Текст был на терриссийском.

Определенно старый диалект, но Сэйзед понял его и без своей медной метапамяти. Лампа в руке невольно задрожала.

* * *

«Я чеканю эти слова на стали, ибо тому, что не врезано в металл, нельзя доверять.

Я начал сомневаться, остались ли в мире, кроме меня, здравомыслящие люди. Неужели они не видят? Они так долго ждали героя, о котором говорилось в террисийских пророчествах, что решили, будто все истории и легенды относятся именно к этому человеку.

Мои собратья ничего не замечают. Они не понимают, что происходящие вокруг странности связаны друг с другом. Они глухи к моим возражениям и слепы к моим открытиям.

Возможно, они правы. Возможно, сошел с ума именно я, или ревную к чужой славе, или просто поглупел. Меня зовут Кваан. Я философ, ученый и предатель. Я тот, кто нашел Аленди, и тот, кто первым провозгласил его Героем Веков. Я тот, из-за кого все началось.

И я тот, кто предал Аленди, потому что теперь уверен: нельзя допустить, чтобы он завершил свои поиски».

* * *

– Сэйзед.

От неожиданности террисиец подпрыгнул, чуть не выронив лампу. Марш возвышался в проеме – грозный, мрачный. Здесь, среди прямых суровых линий, он смотрелся необыкновенно естественно.

– Верхние покои пусты.

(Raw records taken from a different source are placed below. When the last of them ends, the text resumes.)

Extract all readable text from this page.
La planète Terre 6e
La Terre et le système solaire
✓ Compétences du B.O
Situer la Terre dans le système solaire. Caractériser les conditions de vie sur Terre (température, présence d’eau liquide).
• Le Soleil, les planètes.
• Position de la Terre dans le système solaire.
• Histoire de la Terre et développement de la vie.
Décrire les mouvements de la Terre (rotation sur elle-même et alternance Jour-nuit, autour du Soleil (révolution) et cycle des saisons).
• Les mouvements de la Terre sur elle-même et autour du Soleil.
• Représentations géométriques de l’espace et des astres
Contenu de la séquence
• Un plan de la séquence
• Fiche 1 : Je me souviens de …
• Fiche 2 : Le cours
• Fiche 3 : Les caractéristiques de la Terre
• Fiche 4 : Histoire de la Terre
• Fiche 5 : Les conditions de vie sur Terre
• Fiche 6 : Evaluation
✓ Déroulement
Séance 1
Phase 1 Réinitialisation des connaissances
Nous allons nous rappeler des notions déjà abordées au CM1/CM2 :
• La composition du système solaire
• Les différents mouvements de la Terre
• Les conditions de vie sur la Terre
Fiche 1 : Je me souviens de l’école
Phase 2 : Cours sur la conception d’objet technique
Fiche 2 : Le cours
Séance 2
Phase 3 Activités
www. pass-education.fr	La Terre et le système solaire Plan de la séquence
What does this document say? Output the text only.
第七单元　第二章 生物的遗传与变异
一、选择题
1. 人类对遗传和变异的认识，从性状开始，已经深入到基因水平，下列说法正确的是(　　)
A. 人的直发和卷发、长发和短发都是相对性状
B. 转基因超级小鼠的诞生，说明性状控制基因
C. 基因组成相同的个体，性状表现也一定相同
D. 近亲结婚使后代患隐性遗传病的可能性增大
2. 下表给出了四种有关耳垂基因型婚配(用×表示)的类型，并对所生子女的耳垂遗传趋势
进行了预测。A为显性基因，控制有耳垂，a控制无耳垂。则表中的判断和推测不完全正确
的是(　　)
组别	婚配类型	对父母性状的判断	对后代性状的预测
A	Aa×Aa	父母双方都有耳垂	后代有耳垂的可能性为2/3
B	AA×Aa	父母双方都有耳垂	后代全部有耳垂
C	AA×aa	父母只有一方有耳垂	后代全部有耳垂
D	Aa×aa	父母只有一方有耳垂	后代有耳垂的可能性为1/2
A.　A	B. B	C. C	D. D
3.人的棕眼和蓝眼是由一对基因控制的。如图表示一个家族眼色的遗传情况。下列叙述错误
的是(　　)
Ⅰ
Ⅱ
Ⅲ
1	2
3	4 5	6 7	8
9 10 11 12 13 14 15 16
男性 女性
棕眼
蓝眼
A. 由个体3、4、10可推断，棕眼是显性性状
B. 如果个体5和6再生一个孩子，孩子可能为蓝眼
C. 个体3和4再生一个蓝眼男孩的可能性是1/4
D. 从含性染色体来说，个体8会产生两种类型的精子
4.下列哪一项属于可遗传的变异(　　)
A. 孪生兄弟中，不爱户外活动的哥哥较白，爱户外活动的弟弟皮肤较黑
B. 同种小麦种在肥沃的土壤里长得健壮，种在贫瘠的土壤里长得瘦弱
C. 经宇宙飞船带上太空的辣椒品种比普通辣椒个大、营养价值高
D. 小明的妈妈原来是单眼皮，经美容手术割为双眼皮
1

Все напрасно – мои братья забрали с собой то, что я искал.

– Не впустую, Марш, – возразил Сэйзед, снова поворачиваясь к пластине с текстом.

Он прочитал лишь самое начало, но гравировка, выполненная убористым неразборчивым почерком, покрывала всю стену. Сталь сохранила слова, которым было очень много лет. Сердце Сэйзеда забилось чуть быстрее.

Перед ним находился фрагмент текста из времен, предшествовавших воцарению Вседержителя. Фрагмент, написанный террисийским философом, святым человеком. Несмотря на десять веков поиска, хранители так и не достигли главной цели – не нашли собственную религию Терриса.

Вседержитель уничтожил ее вскоре после своего прихода к власти. Преследования террисийцев – народа, из которого происходил он сам, – были наиболее последовательными за все его долгое правление. Хранителям удалось сберечь лишь разрозненные отрывки из того, во что верили когда-то их предки.

– Я должен это переписать, Марш. – Сэйзед потянулся к мешку.

Визуальный образ тут не поможет – ни один человек не в состоянии запомнить столько текста. Конечно, Сэйзед мог прочитать его и занести в медную метапамять, однако он хотел получить материальную копию, которая бы сохранила структуру линий и пунктуацию.

– Мы здесь не останемся, – покачал головой Марш. – Сомневаюсь, стоило ли нам вообще сюда приходить.

Помедлив, Сэйзед вытащил из мешка несколько больших листов бумаги:

– Ладно, я его скопирую. Пожалуй, даже лучше. Текст будет выглядеть так же, как и оригинал.

Марш кивнул, и Сэйзед достал уголек.

«Такое открытие… – думал он с возбуждением. – В точности как дневник Рашека. Мы все ближе к истине!»

Однако, когда террисиец начал копировать – руки его, несмотря на волнение, двигались аккуратно и точно, – в голову закралась другая мысль. Обладая подобным текстом, он не имел права странствовать по деревням. Необходимо срочно вернуться на север и поделиться своей находкой, чтобы та не погибла вместе с ним. Он должен идти в Террис.

Или… в Лютадель. А оттуда можно послать сообщение на север. То есть у Сэйзеда появилась серьезная причина, чтобы вернуться в центр событий и снова увидеть друзей.

Только почему он вдруг почувствовал себя еще более виноватым?